PEREGRINE my sailing cat is up for sale and I have yanked my last halliard and winched my last sheet.....
Now I intend to potter (a little more quickly!) over the channel, and potter (very slowly) down the French canals to the Med...

The question is this. I need to strip the anti-foul which looks as if it was painted over a badly prepared hull and is flaking. When I have done so I shall give it a few coats of epoxy. And than what?? Have to consider I may dally in fresh water in the canals, also though its 10-14 knots cruising not 7... So hard stuff?

Considered Coppercoat but decided against with all the negative reports but what anti-foul do you MoBo experts use in the main?
 
a lot of scrubbing ........

little of the antifouling available to leisure users has any active ingredient at all, outwith copper.

at 12 knots you are marginal as to how much and how long eroding stuff will last - but I would certainly start with that route rather than rushing to a Blakes, International etc Hard antifouling.

personally, given the work you appear to be planning, I would have thought coppercoat perfect

I will watch (this thread) with interest
 
Jotun Marinostrum (self polishing) for anything in the med upto 35 knots. Blue works the best. But no scrubbing or it will all be useless afterwards!

We have been using this here in Mallorca for years an had no problems. It's the sterngear that is the problem.

I have seen some good results with Teflon antifoules aswell but thease still need to be cleaned.
 
It all depends just where you intend to moor the vessel in the Med and then you need local advice from people who have their boat located the the same place.

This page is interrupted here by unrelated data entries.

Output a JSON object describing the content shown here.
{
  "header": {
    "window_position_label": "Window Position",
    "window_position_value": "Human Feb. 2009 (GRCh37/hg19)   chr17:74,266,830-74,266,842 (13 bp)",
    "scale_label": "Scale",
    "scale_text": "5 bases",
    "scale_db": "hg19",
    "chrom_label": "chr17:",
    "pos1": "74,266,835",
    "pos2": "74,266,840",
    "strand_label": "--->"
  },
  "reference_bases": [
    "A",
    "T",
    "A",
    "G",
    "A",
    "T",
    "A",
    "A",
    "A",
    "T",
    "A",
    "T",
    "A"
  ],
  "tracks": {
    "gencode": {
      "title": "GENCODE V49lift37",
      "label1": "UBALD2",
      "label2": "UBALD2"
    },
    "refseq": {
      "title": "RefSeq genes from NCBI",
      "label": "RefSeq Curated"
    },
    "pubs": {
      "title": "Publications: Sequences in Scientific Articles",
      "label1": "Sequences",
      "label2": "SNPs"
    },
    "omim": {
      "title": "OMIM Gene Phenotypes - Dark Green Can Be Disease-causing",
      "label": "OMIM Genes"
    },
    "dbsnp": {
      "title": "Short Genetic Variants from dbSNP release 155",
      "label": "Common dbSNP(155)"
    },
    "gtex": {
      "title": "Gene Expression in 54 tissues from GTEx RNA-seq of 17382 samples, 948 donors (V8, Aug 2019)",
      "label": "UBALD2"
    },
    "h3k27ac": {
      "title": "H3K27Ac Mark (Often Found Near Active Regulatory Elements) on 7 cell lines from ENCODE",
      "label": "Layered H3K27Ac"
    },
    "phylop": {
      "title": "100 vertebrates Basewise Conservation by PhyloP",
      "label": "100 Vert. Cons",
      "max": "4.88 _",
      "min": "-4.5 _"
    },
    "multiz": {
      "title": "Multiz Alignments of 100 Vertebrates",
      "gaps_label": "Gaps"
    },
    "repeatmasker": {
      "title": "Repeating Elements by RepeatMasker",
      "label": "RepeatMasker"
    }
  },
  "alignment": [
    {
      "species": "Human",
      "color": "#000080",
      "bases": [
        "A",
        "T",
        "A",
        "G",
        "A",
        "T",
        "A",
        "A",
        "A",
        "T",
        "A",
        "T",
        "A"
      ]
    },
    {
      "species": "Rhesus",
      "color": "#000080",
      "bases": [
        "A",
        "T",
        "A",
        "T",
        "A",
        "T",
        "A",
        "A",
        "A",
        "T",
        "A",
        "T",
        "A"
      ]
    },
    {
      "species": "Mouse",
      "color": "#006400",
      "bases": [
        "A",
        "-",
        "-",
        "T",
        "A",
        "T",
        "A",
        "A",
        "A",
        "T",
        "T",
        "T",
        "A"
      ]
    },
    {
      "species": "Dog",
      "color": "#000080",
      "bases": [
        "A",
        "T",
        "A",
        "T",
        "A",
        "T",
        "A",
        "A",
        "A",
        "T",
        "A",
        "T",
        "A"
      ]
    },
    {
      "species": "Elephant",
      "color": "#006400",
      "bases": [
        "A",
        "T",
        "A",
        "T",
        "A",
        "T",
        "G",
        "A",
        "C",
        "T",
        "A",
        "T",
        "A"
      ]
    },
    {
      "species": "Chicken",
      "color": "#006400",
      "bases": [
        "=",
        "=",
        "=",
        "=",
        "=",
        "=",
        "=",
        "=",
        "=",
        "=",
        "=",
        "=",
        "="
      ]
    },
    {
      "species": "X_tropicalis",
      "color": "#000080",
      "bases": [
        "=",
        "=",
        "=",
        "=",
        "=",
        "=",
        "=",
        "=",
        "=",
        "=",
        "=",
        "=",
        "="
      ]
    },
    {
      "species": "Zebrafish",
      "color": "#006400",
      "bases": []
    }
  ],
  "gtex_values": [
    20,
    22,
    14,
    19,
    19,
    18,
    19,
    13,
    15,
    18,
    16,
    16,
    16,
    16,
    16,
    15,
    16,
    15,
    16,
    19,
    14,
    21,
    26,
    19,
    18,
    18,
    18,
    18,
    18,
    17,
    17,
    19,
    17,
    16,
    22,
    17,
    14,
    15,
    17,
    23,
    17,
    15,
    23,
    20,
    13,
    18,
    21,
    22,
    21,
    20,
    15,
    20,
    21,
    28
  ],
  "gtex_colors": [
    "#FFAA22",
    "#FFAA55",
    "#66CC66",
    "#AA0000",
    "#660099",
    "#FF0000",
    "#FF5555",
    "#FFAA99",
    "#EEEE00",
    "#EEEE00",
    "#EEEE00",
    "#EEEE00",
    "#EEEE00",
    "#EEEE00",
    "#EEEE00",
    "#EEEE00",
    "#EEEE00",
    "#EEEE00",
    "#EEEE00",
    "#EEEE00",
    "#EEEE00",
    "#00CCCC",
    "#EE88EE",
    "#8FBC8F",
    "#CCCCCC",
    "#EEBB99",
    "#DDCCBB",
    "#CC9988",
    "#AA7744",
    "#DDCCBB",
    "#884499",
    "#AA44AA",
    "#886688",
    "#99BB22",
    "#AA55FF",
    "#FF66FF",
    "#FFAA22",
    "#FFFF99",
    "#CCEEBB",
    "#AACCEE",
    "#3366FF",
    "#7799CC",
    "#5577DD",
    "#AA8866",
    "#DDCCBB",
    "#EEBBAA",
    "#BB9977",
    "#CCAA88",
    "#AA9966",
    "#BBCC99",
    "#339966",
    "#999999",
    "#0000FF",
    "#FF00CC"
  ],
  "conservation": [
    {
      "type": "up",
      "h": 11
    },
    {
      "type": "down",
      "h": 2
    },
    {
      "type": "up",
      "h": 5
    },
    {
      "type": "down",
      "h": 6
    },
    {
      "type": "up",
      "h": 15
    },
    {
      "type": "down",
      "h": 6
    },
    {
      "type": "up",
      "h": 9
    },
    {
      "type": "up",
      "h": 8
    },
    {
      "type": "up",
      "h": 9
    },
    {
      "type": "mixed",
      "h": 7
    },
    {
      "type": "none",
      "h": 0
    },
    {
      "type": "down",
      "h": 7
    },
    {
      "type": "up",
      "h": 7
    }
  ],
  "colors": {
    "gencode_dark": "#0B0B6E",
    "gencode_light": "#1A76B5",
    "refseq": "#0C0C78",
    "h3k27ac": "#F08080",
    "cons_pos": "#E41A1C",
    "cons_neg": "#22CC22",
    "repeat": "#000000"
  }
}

There is no one type that fixes all.

Aquatom speaks good advice for Mallorca where I find International M77 also excellant.

More info required.
 
I can't remember anyone saying they tried a particular brand of eroding antifoul and they weren't happy with it, in fact most people seem pretty pleased with their antifoul and are happy to recommend it to others, regardless of which one they use, so I reckon all eroding antifouls do the job.

As others have said, the big problem, specially in the med, is the sterngear. Fouled sterngear saps loads more power than even quite heavy hull fouling, but no-one has yet found the answer to keeping the sterngear clean, other than sending a diver down.